Selasa 21 May 2024 11:01 WIB

Agnostic Style, Ilmu Pengetahuan dan Akidah Islam

Indra T Maulana Dosen Farmasi FMIPA UNISBA

Red: Arie Lukihardianti
Indra T Maulana Dosen Farmasi FMIPA UNISBA
Foto: Dok Republika
Indra T Maulana Dosen Farmasi FMIPA UNISBA

REPUBLIKA.CO.ID, BANDUNG---Kaum intelektual adalah mereka yang selalu menggunakan akal dan pemikirannya untuk memahami sebuah kebenaran. Banyak ayat Al-qur’an maupun hadist yang menantang kita untuk merenungkan (mendalami) fenomena – fenomena alam melalui ilmu pengetahuan, yang akan menguatkan keyakinan kita akan eksistensi Allah ‘Azza wa Jalla.

Bukti terkait eksistensi Allah ‘Azza wa Jalla bukanlah sebatas pada kemampuan kita untuk melihat-Nya secara fisik. Allah memberikan petunjuk terkait eksistensi-Nya melalui ciptaan-Nya, termasuk diri kita sendiri. “Sesungguhnya dalam penciptaan langit dan bumi, dan silih bergantinya malam dan siang terdapat tanda-tanda bagi orang yang berakal” (QS Ali Imran:190).

Baca Juga

Munculnya fenomena di antara penimba ilmu yang seiring bertambahnya pengetahuan, justru keimanannya semakin luntur. Fenomena agnostic style sempat mencuat dikalangan anak muda di Indonesia dan menjadi kekhawatiran khususnya bagi para orang tua.
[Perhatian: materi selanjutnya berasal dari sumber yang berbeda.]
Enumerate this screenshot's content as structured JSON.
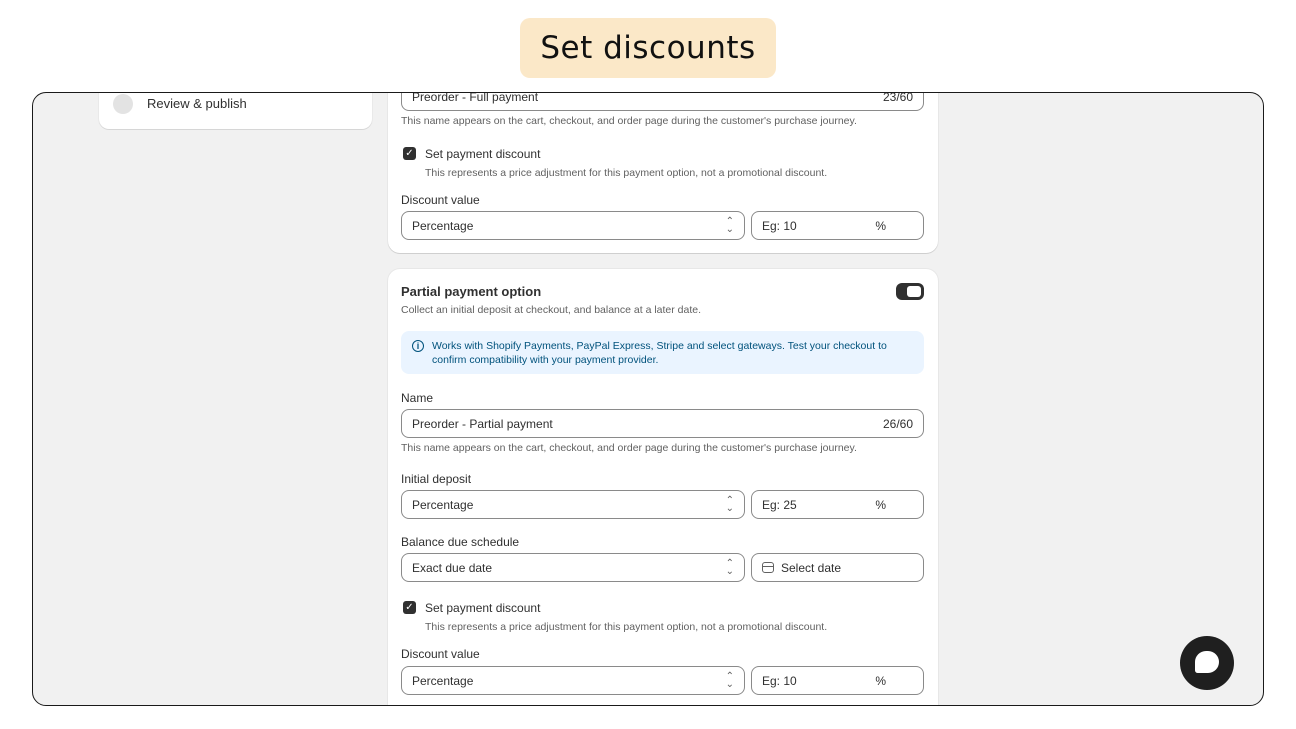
{
  "banner": {
    "title": "Set discounts"
  },
  "sidebar": {
    "step_label": "Review & publish"
  },
  "full_payment": {
    "name_value": "Preorder - Full payment",
    "name_counter": "23/60",
    "name_help": "This name appears on the cart, checkout, and order page during the customer's purchase journey.",
    "discount_checkbox_label": "Set payment discount",
    "discount_checkbox_help": "This represents a price adjustment for this payment option, not a promotional discount.",
    "discount_value_label": "Discount value",
    "discount_type": "Percentage",
    "discount_placeholder": "Eg: 10",
    "discount_unit": "%"
  },
  "partial_payment": {
    "title": "Partial payment option",
    "description": "Collect an initial deposit at checkout, and balance at a later date.",
    "toggle_on": true,
    "info_text": "Works with Shopify Payments, PayPal Express, Stripe and select gateways. Test your checkout to confirm compatibility with your payment provider.",
    "name_label": "Name",
    "name_value": "Preorder - Partial payment",
    "name_counter": "26/60",
    "name_help": "This name appears on the cart, checkout, and order page during the customer's purchase journey.",
    "deposit_label": "Initial deposit",
    "deposit_type": "Percentage",
    "deposit_placeholder": "Eg: 25",
    "deposit_unit": "%",
    "balance_label": "Balance due schedule",
    "balance_type": "Exact due date",
    "date_placeholder": "Select date",
    "discount_checkbox_label": "Set payment discount",
    "discount_checkbox_help": "This represents a price adjustment for this payment option, not a promotional discount.",
    "discount_value_label": "Discount value",
    "discount_type": "Percentage",
    "discount_placeholder": "Eg: 10",
    "discount_unit": "%"
  },
  "icons": {
    "select": "select-arrows-icon",
    "info": "info-icon",
    "calendar": "calendar-icon",
    "checkbox": "checkmark-icon",
    "chat": "chat-icon"
  },
  "colors": {
    "banner_bg": "#fbe8c8",
    "page_bg": "#f1f1f1",
    "info_bg": "#eaf4ff",
    "accent_dark": "#303030"
  }
}
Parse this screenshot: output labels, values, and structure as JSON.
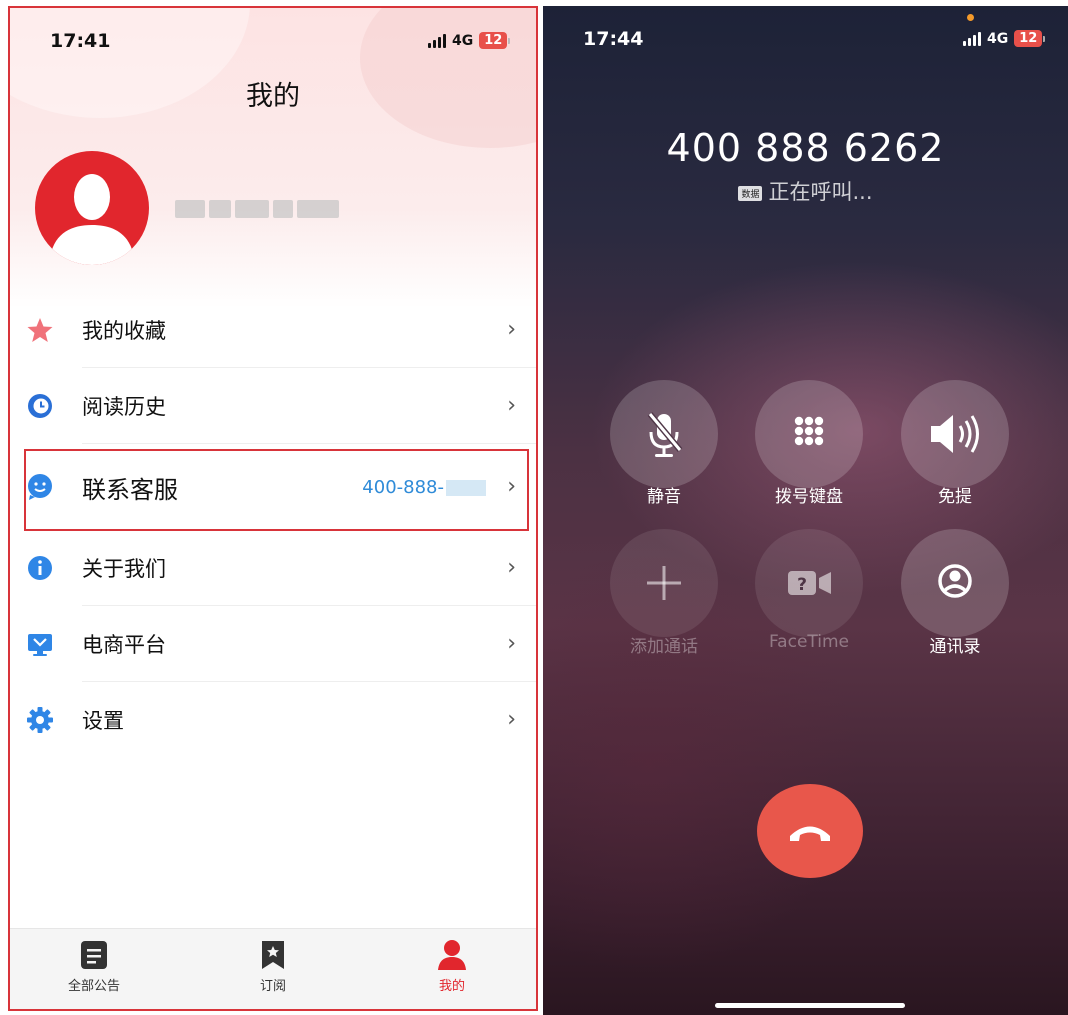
{
  "left": {
    "status_bar": {
      "time": "17:41",
      "network": "4G",
      "battery": "12"
    },
    "page_title": "我的",
    "menu": [
      {
        "label": "我的收藏",
        "icon": "star-icon",
        "value": ""
      },
      {
        "label": "阅读历史",
        "icon": "history-clock-icon",
        "value": ""
      },
      {
        "label": "联系客服",
        "icon": "customer-service-icon",
        "value": "400-888-"
      },
      {
        "label": "关于我们",
        "icon": "info-icon",
        "value": ""
      },
      {
        "label": "电商平台",
        "icon": "store-screen-icon",
        "value": ""
      },
      {
        "label": "设置",
        "icon": "gear-icon",
        "value": ""
      }
    ],
    "tabs": [
      {
        "label": "全部公告",
        "icon": "announcement-list-icon",
        "active": false
      },
      {
        "label": "订阅",
        "icon": "bookmark-star-icon",
        "active": false
      },
      {
        "label": "我的",
        "icon": "person-icon",
        "active": true
      }
    ],
    "colors": {
      "accent": "#e1262d",
      "link": "#2f8bd8",
      "highlight_border": "#d8343a"
    }
  },
  "right": {
    "status_bar": {
      "time": "17:44",
      "network": "4G",
      "battery": "12"
    },
    "call": {
      "number": "400 888 6262",
      "data_tag": "数据",
      "status": "正在呼叫..."
    },
    "buttons": [
      {
        "label": "静音",
        "icon": "mute-mic-icon",
        "enabled": true
      },
      {
        "label": "拨号键盘",
        "icon": "keypad-icon",
        "enabled": true
      },
      {
        "label": "免提",
        "icon": "speaker-icon",
        "enabled": true
      },
      {
        "label": "添加通话",
        "icon": "plus-icon",
        "enabled": false
      },
      {
        "label": "FaceTime",
        "icon": "facetime-icon",
        "enabled": false
      },
      {
        "label": "通讯录",
        "icon": "contacts-icon",
        "enabled": true
      }
    ],
    "end_call_icon": "end-call-icon",
    "colors": {
      "end_call": "#e8574b"
    }
  }
}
Paradigma agnostik sendiri diperkenalkan oleh Thomas Henry Huxley (1869), yang menggunakan dasar epistemologi ilmu untuk membuktikan kebenaran akan adanya Tuhan.

Suatu keyakinan harus didukung oleh bukti yang memadai. Hal tersebut mencerminkan esensi paradigma positivisme dalam ilmu filsafat yang menyatakan bahwa ilmu alam adalah satu – satunya sumber pengetahuan yang benar dan menolak adanya pengaruh metafisik. Kebenaran ilmu hanya diukur berdasarkan rasionalitas dan panca indera tanpa mempertimbangkan peran Tuhan.